8 There is more. Where there is one subsisting supposit, it does not receive a plural predication. But Christ speaks of Himself and the Father in the plural; He says: “I and the Father are one (John 10:30). The Son, therefore, is not the Father Himself.
Note It is odd to think of God being one, while also three, the Father, Son & Holy Ghost. I was discussing these mathematical results the other day with a friend. We have 1 + 2 + 3 + 4 + … = -1/12, which can be proved. We also have 1^2 + 2^2 + 3^2 + … = 9; and we have 1^3 + 2^3 + 3^3 + 4^3 + … = 1/120.
And there are many other like this. All series head off to Infinity, which we might say is where God lives, or Is, yet all have different manifestations or results. Infinity is a strange place. God is unfathomable.
9 Furthermore, if it is by the mystery of the Incarnation alone that the Son is distinguished from the Father, there was no distinction whatever before the Incarnation. In the sacred Scripture, however, the Son is found to have been distinct from the Father even before the Incarnation. For it says in John (1:1): “In the beginning was the Word, and the Word was with God, and the Word was God.” So, the Word who was with God had some distinction from Him. This is our usual manner of speaking: one is said “to be with” another.
In the same way in Proverbs (8:30) the Begotten says: “I was with Him forming all things.” Here, again, an association and some distinction is designated. It says also in Hosea (1:7): “I will have mercy on the house of Judah, and I will save them by the Lord their God,” where God the Father is speaking of saving the people in God the Son, as of a person distinct from Himself, who is held worthy of the name of God. We read, also, in Genesis (1:26): “Let us make man to our image and likeness”; and in this the plurality and distinction of those who make man is expressly designated. Yet Scripture teaches that man was made by God alone. Thus, there was a plurality and distinction of God the Father and God the Son even before the Incarnation of Christ. Therefore, the Father Himself is not called the Son by reason of the mystery of the Incarnation.
10 Furthermore, true sonship relates to the supposit of the one called son, for it is not a man’s hand or foot which receives the name of sonship properly speaking, but the man himself whose parts they are. But the names of “paternity” and of “sonship” require a distinction in those to whom they are applied, just as “begetting” and “begotten” do. Necessarily, then, if one is truly called son he must be distinguished in supposit from his father. But Christ is truly the Son of God, for we read in 1 John (5:20): “That we may be in His true Son, Jesus Christ.” Necessarily, then, Christ is distinct in supposit from the Father.

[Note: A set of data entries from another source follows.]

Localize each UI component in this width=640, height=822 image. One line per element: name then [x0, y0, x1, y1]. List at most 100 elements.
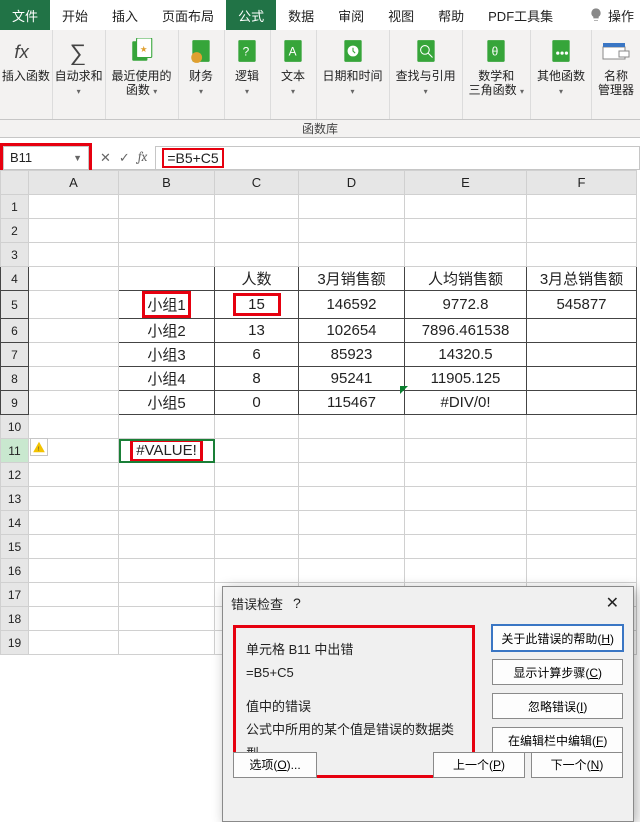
cell[interactable]: 8	[215, 367, 299, 391]
row-header[interactable]: 10	[1, 415, 29, 439]
cell[interactable]: 小组4	[119, 367, 215, 391]
cell[interactable]	[119, 267, 215, 291]
row-header[interactable]: 13	[1, 487, 29, 511]
tab-view[interactable]: 视图	[376, 0, 426, 30]
cell[interactable]: 146592	[299, 291, 405, 319]
help-on-error-button[interactable]: 关于此错误的帮助(H)	[492, 625, 623, 651]
row-header[interactable]: 2	[1, 219, 29, 243]
tab-insert[interactable]: 插入	[100, 0, 150, 30]
cell-C5[interactable]: 15	[215, 291, 299, 319]
ribbon-text[interactable]: A 文本▾	[271, 30, 317, 119]
cell[interactable]: 6	[215, 343, 299, 367]
cell[interactable]: 14320.5	[405, 343, 527, 367]
next-error-button[interactable]: 下一个(N)	[531, 752, 623, 778]
cell[interactable]: 95241	[299, 367, 405, 391]
row-header[interactable]: 3	[1, 243, 29, 267]
cell-E9[interactable]: #DIV/0!	[405, 391, 527, 415]
row-header[interactable]: 17	[1, 583, 29, 607]
row-header[interactable]: 1	[1, 195, 29, 219]
name-box-dropdown-icon[interactable]: ▼	[73, 153, 82, 163]
error-smart-tag[interactable]: !	[30, 438, 48, 456]
row-header[interactable]: 5	[1, 291, 29, 319]
cancel-formula-icon[interactable]: ✕	[100, 150, 111, 166]
row-header[interactable]: 4	[1, 267, 29, 291]
col-header-E[interactable]: E	[405, 171, 527, 195]
col-header-F[interactable]: F	[527, 171, 637, 195]
ribbon-name-manager[interactable]: 名称 管理器	[592, 30, 640, 119]
previous-error-button[interactable]: 上一个(P)	[433, 752, 525, 778]
cell[interactable]: 102654	[299, 319, 405, 343]
ribbon-logical[interactable]: ? 逻辑▾	[225, 30, 271, 119]
cell[interactable]	[527, 343, 637, 367]
cell[interactable]: 小组3	[119, 343, 215, 367]
cell[interactable]: 人数	[215, 267, 299, 291]
ribbon-math-trig[interactable]: θ 数学和 三角函数 ▾	[463, 30, 531, 119]
cell-B5[interactable]: 小组1	[119, 291, 215, 319]
tab-page-layout[interactable]: 页面布局	[150, 0, 226, 30]
ribbon-lookup[interactable]: 查找与引用▾	[390, 30, 463, 119]
row-header[interactable]: 11	[1, 439, 29, 463]
name-box[interactable]: B11 ▼	[3, 146, 89, 170]
row-header[interactable]: 14	[1, 511, 29, 535]
edit-in-formula-bar-button[interactable]: 在编辑栏中编辑(F)	[492, 727, 623, 753]
row-header[interactable]: 15	[1, 535, 29, 559]
cell[interactable]: 11905.125	[405, 367, 527, 391]
dialog-close-icon[interactable]: ✕	[600, 593, 625, 613]
cell[interactable]	[527, 367, 637, 391]
enter-formula-icon[interactable]: ✓	[119, 150, 130, 166]
cell[interactable]	[405, 195, 527, 219]
cell[interactable]: 7896.461538	[405, 319, 527, 343]
options-button[interactable]: 选项(O)...	[233, 752, 317, 778]
tell-me[interactable]: 操作	[576, 0, 640, 30]
row-header[interactable]: 7	[1, 343, 29, 367]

Therefore, the Father Himself is not the Son. Furthermore, after the mystery of the Incarnation the Father proclaims of the Son: “This is My beloved Son” (Mat. 3:17). Such a designation is a reference to a supposit. Christ is, therefore, as a supposit other than the Father.
11 The points by which Sabellius attempts to strengthen his position do not prove what he intends to prove. We will make this clear more fully later on. For, by reason of the truth that “God is one,” or that “the Father is in the Son and the Son in the Father,” one does not bold that the Father and the Son are one in supposit; there can be a unity of two who are distinct in supposit.